RIO DE JANEIRO - Após a sessão de saudade dedicada a Rachel de Queiroz na ABL, o mestre Celso Furtado consultou-me, em sua humildade de intelectual cinco estrelas, sobre o lugar-comum que atribui a seu conterrâneo, José Américo de Almeida, com o romance "A Bagaceira", de 1928, o início do ciclo regional nordestino de nossa literatura.
Eu havia dito, na minha ligeira intervenção, que o ciclo teve começo com "O Quinze", de Rachel, e não com a obra do Zé Américo. É evidente que, durante a sessão, não houve espaço nem conveniência para explicação mais detalhada. Limitei-me a dizer que "A Bagaceira" é regionalista em termos -somente em tema, não em linguagem- e que literatura nunca é tema, é linguagem.

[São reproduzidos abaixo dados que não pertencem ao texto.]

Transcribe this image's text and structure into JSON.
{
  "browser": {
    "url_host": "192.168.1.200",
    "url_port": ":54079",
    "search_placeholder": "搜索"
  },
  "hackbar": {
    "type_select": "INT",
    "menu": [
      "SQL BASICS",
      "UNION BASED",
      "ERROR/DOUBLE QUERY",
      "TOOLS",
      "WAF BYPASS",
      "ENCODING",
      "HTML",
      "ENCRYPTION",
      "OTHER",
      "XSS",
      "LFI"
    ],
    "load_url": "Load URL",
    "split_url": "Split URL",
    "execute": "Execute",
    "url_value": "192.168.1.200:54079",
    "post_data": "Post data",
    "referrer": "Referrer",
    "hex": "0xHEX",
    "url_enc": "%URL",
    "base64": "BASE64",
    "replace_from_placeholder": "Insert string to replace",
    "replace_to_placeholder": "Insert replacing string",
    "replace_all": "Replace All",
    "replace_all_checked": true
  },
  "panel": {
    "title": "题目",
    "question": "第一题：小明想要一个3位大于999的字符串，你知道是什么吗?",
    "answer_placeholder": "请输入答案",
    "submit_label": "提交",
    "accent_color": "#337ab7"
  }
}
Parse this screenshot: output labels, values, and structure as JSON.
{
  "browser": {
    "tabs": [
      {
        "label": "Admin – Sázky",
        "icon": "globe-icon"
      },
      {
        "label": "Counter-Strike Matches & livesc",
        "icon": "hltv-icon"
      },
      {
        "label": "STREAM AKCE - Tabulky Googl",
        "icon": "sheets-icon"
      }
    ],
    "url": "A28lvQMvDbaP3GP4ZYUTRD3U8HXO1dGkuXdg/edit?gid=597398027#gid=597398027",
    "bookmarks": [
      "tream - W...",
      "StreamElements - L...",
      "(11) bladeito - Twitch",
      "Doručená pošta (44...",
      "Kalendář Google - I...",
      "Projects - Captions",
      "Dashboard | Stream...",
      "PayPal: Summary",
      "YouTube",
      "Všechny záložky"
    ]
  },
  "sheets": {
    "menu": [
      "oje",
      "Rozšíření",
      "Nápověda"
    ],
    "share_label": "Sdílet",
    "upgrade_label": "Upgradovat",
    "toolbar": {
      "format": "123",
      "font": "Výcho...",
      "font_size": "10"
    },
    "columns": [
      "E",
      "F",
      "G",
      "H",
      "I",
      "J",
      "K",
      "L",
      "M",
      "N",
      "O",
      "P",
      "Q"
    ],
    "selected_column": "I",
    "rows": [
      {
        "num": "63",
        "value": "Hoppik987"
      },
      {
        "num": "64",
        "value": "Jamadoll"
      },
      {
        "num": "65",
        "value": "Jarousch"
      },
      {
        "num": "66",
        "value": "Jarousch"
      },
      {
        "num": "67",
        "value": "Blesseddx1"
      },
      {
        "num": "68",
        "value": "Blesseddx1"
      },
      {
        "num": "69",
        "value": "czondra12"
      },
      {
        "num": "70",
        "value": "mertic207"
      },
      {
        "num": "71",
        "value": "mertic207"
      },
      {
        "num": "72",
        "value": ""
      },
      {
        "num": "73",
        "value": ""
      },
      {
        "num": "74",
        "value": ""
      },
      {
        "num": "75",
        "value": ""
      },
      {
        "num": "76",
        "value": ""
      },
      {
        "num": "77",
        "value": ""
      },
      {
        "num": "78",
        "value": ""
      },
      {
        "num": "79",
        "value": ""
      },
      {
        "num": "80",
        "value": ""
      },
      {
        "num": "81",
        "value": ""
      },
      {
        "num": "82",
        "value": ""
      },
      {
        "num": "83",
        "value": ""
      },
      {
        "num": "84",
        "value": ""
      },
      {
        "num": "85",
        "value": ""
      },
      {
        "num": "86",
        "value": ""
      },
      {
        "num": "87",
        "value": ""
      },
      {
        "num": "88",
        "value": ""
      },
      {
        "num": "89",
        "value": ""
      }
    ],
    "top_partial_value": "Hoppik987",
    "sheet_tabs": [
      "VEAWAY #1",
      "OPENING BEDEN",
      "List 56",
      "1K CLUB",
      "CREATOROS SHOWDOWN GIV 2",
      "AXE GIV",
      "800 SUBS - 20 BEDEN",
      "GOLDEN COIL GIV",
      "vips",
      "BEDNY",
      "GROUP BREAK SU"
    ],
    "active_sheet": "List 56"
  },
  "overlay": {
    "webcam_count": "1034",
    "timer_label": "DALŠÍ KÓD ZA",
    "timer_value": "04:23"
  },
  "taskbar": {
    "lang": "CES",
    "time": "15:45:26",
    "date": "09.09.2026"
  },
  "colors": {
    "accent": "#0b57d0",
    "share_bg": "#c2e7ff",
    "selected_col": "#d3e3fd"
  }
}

A prosa de Zé Américo é até anterior à da Semana de Arte Moderna, de 1922, anterior à de Lima Barreto e até mesmo à de Machado de Assis, um autor basicamente do século 19.
Rachel foi realmente a primeira regionalista. O livro de Zé Américo seria pioneiro do ponto de vista sociológico, mas tivemos obras anteriores com a temática social e regional em primeiro plano, mas sem a linguagem correspondente.
Basta lembrar que as parábolas de Cristo são todas regionais. Renan chega a declarar que os Evangelhos são um auto pastoril, com suas histórias de joio e de trigo, de ovelhas perdidas, de filhos pródigos, de samaritanos, de figueiras sem frutos, de cântaros com água e vinho, de candeias sem azeite e searas douradas, de trabalhadores de undécima hora, de campos semeados. Todas as imagens e parábolas do cristianismo inicial são regionais, não chegam a ser regionalistas.
A temática não faz de "A Bagaceira" um livro que possa ser considerado modernista. O mesmo ocorre com "Canaã", de Graça Aranha. Num pólo oposto, a temática de Guimarães Rosa é quinhentista quase, quase medieval. Mas sua linguagem é uma referência do mais moderno de nossa literatura.